Pride

I’ve never been to a Pride event before. I think a combination of being stressed out by large crowds and not enjoying the party scene back home has meant I’ve stayed away from our annual Mardi Gras festivities back home. And I think it’s because I didn’t understand what Pride is about, because it’s about so much more than me.

I coincidentally happened to be in Vancouver for their Pride week, which means the opportunistic traveler in me said that I had to go to some events, one of which was the parade. I had an idea of what would happen there – different groups would march down the street representing whoever they represent, with various levels of sexualisation and nudity, and everyone would be happy and cheering them on.

But until I was actually there in person, it didn’t hit me what this all meant. Seeing groups that might not usually stand next to each other march in the same parade in support of the same thing is not something you see every day.
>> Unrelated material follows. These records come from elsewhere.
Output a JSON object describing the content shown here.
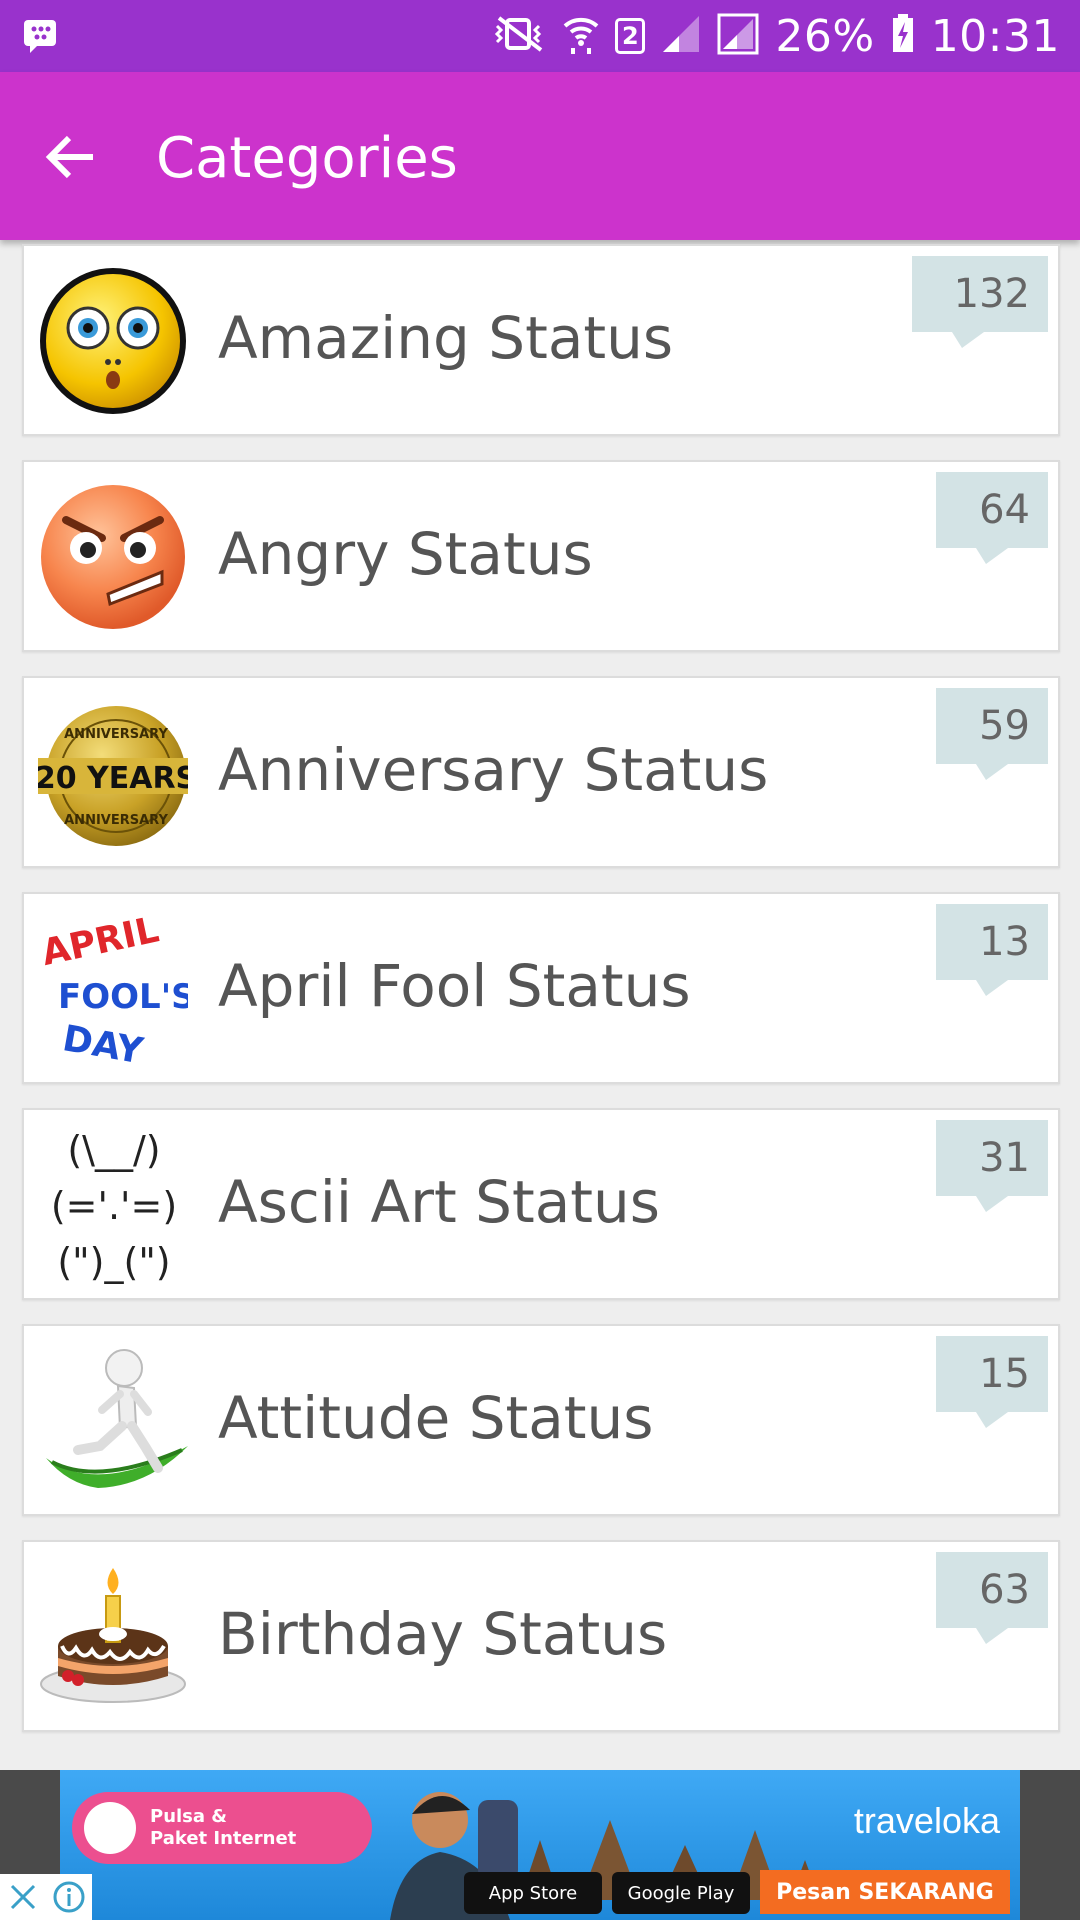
{
  "status_bar": {
    "battery": "26%",
    "time": "10:31",
    "sim_slot": "2",
    "icons": [
      "bbm-notification-icon",
      "vibrate-mute-icon",
      "wifi-icon",
      "sim-2-icon",
      "signal-icon",
      "signal-icon-2",
      "battery-charging-icon"
    ]
  },
  "app_bar": {
    "title": "Categories",
    "back_icon": "arrow-left-icon"
  },
  "categories": [
    {
      "label": "Amazing Status",
      "count": "132",
      "icon": "surprised-emoji-icon"
    },
    {
      "label": "Angry Status",
      "count": "64",
      "icon": "angry-emoji-icon"
    },
    {
      "label": "Anniversary Status",
      "count": "59",
      "icon": "anniversary-badge-icon"
    },
    {
      "label": "April Fool Status",
      "count": "13",
      "icon": "april-fools-day-icon"
    },
    {
      "label": "Ascii Art Status",
      "count": "31",
      "icon": "ascii-bunny-icon"
    },
    {
      "label": "Attitude Status",
      "count": "15",
      "icon": "running-figure-icon"
    },
    {
      "label": "Birthday Status",
      "count": "63",
      "icon": "birthday-cake-icon"
    }
  ],
  "icon_text": {
    "anniversary_top": "ANNIVERSARY",
    "anniversary_main": "20 YEARS",
    "anniversary_bottom": "ANNIVERSARY",
    "april_line1": "APRIL",
    "april_line2": "FOOL'S",
    "april_line3": "DAY",
    "ascii_art": "(\\__/)\n(='.'=)\n(\")_(\")"
  },
  "ad": {
    "pill_text": "Pulsa &\nPaket Internet",
    "brand": "traveloka",
    "app_store": "App Store",
    "google_play": "Google Play",
    "cta": "Pesan SEKARANG",
    "colors": {
      "sky": "#3fa9f5",
      "pill": "#ec4f8f",
      "cta": "#f36c21"
    }
  },
  "colors": {
    "status_bar": "#9932cc",
    "app_bar": "#cc33cc",
    "count_badge": "#d3e3e5",
    "background": "#eeeeee"
  }
}
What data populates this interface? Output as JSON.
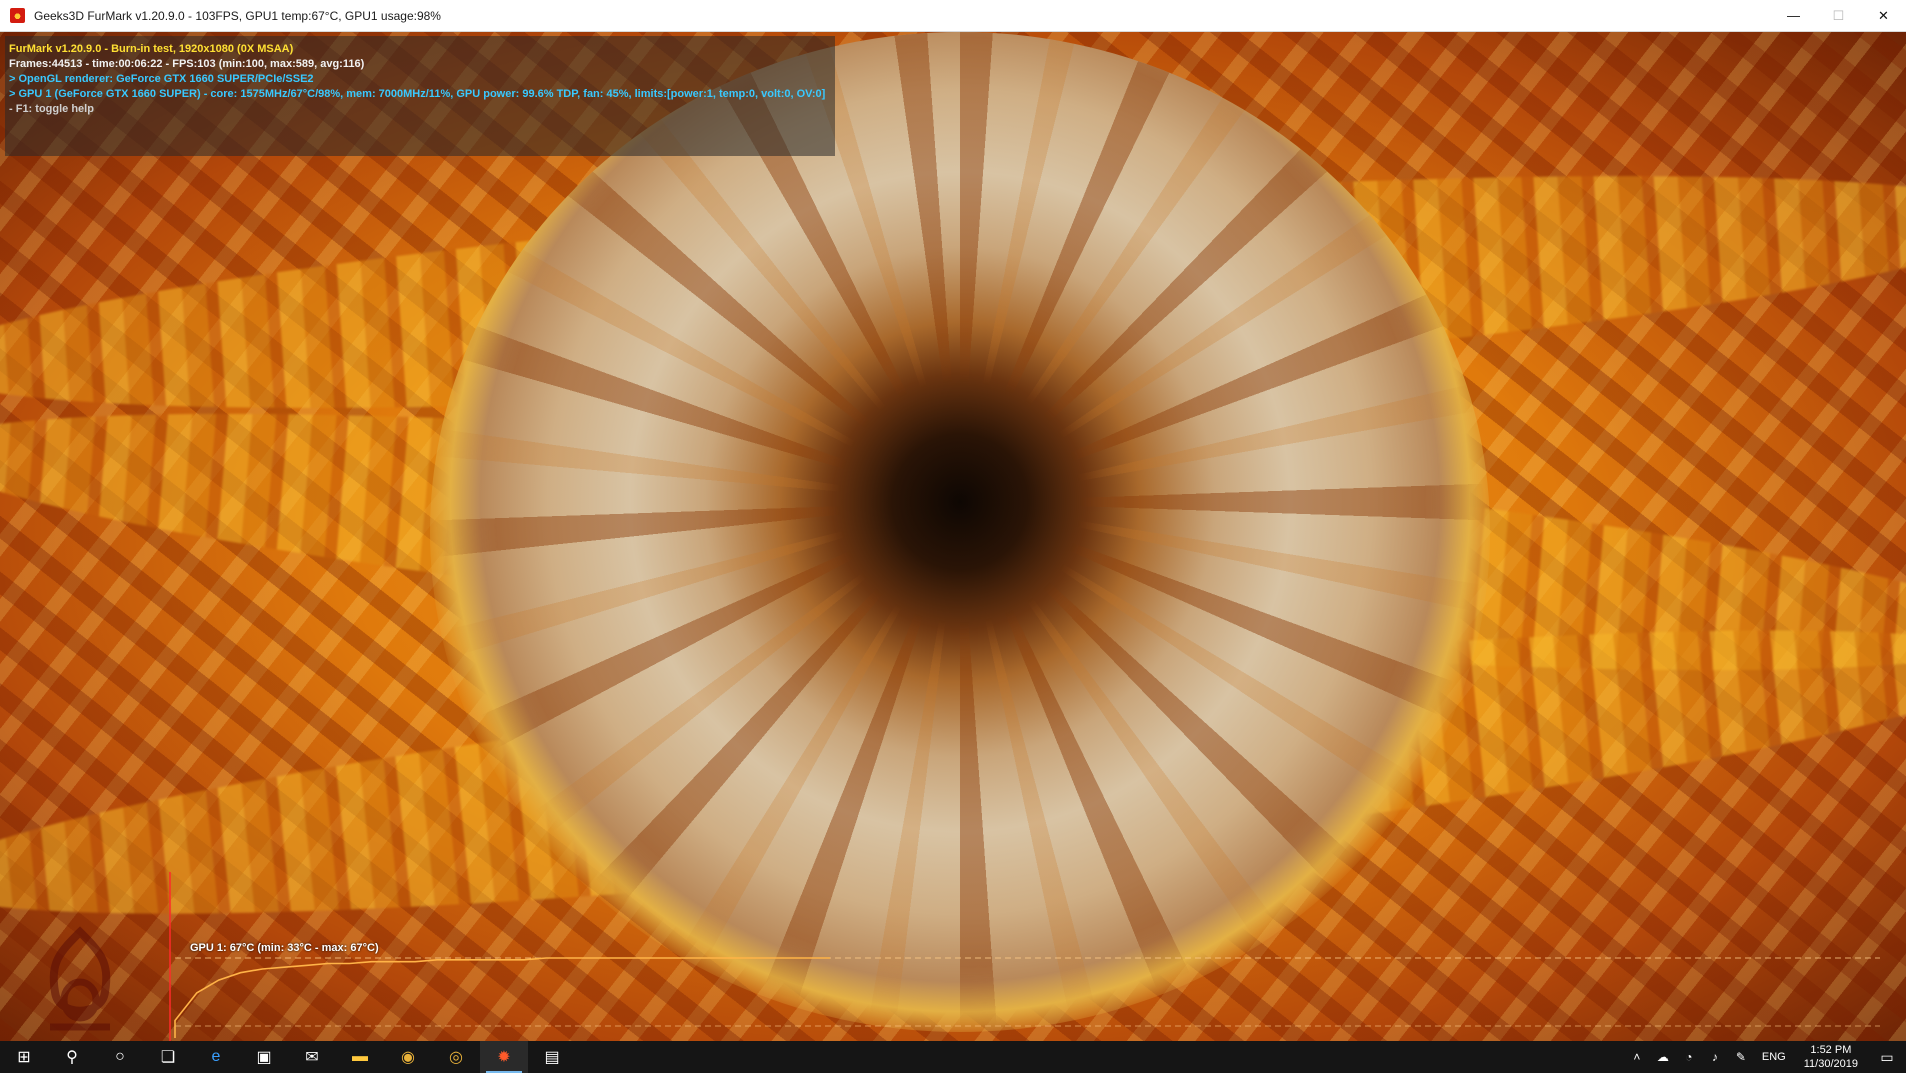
{
  "window": {
    "title": "Geeks3D FurMark v1.20.9.0 - 103FPS, GPU1 temp:67°C, GPU1 usage:98%",
    "controls": {
      "minimize": "—",
      "maximize": "☐",
      "close": "✕"
    }
  },
  "osd": {
    "line1": "FurMark v1.20.9.0 - Burn-in test, 1920x1080 (0X MSAA)",
    "line2": "Frames:44513 - time:00:06:22 - FPS:103 (min:100, max:589, avg:116)",
    "line3": "> OpenGL renderer: GeForce GTX 1660 SUPER/PCIe/SSE2",
    "line4": "> GPU 1 (GeForce GTX 1660 SUPER) - core: 1575MHz/67°C/98%, mem: 7000MHz/11%, GPU power: 99.6% TDP, fan: 45%, limits:[power:1, temp:0, volt:0, OV:0]",
    "line5": "- F1: toggle help"
  },
  "temperature_graph": {
    "label": "GPU 1: 67°C (min: 33°C - max: 67°C)",
    "line_color": "#ffb347",
    "min_c": 33,
    "max_c": 67,
    "current_c": 67,
    "samples": [
      33,
      48,
      55,
      59,
      61,
      62,
      63,
      64,
      64,
      65,
      65,
      65,
      66,
      66,
      66,
      66,
      66,
      67,
      67,
      67,
      67,
      67,
      67,
      67,
      67,
      67,
      67,
      67,
      67,
      67,
      67
    ]
  },
  "taskbar": {
    "items": [
      {
        "icon": "windows-start-icon",
        "glyph": "⊞"
      },
      {
        "icon": "search-icon",
        "glyph": "⚲"
      },
      {
        "icon": "cortana-icon",
        "glyph": "○"
      },
      {
        "icon": "task-view-icon",
        "glyph": "❏"
      },
      {
        "icon": "edge-icon",
        "glyph": "e"
      },
      {
        "icon": "store-icon",
        "glyph": "▣"
      },
      {
        "icon": "mail-icon",
        "glyph": "✉"
      },
      {
        "icon": "file-explorer-icon",
        "glyph": "▬"
      },
      {
        "icon": "chrome-icon",
        "glyph": "◉"
      },
      {
        "icon": "chrome-profile-icon",
        "glyph": "◎"
      },
      {
        "icon": "furmark-icon",
        "glyph": "✹"
      },
      {
        "icon": "app-window-icon",
        "glyph": "▤"
      }
    ],
    "tray": {
      "language": "ENG",
      "time": "1:52 PM",
      "date": "11/30/2019"
    }
  }
}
Opposing political parties, competing banks, all standing for the same cause at the same time. And with reminders of all the victims of the Orlando shootings scattered throughout, it really hit me.

I was moved.

If you know me, you know that doesn’t really happen much. So, why? Why was I, a usually (relatively) emotionless, unmovable being moved by such an event?

I was moved because it finally hit me that right here, right now, it’s okay to be gay. Maybe because I hadn’t really seen or understood something like this before, but I was moved seeing a city come together over LGBTQ issues and rights, and I was moved by the support and encouragement of all of those who attended. And I was moved because something like this exists, and it exists purposefully.

Yes, lots more happens during Pride. There are crazy parties, and the clubs are packed, and much is quite sexualised. And people get drunk or high or…other forms of drug-induced states. People have a fun time.

But it’s not about that. It’s not about you or me just having a blast. The festivals and partying and dancing – it’s a celebration of something bigger than the festivities itself.

Pride is the positive stance against discrimination and violence against LGBTQ people, and it exists only because there has been much discrimination and violence in the past. Regardless on where you stand on a variety of sexual/family issues, I think it’s hard to stand by the way LGBTQ people have been treated throughout history, and Pride remembers and celebrates the progress that has been made since.

I’m very grateful to have been in Vancouver during their Pride week to see how accepting a city can be. I know it’s not the same all over the world (heck, not even in Sydney!) but I think I now actually understand why it’s called “Pride”. Because of those who have fought for LGBTQ issues and rights, we don’t have to be ashamed today. We can be proud.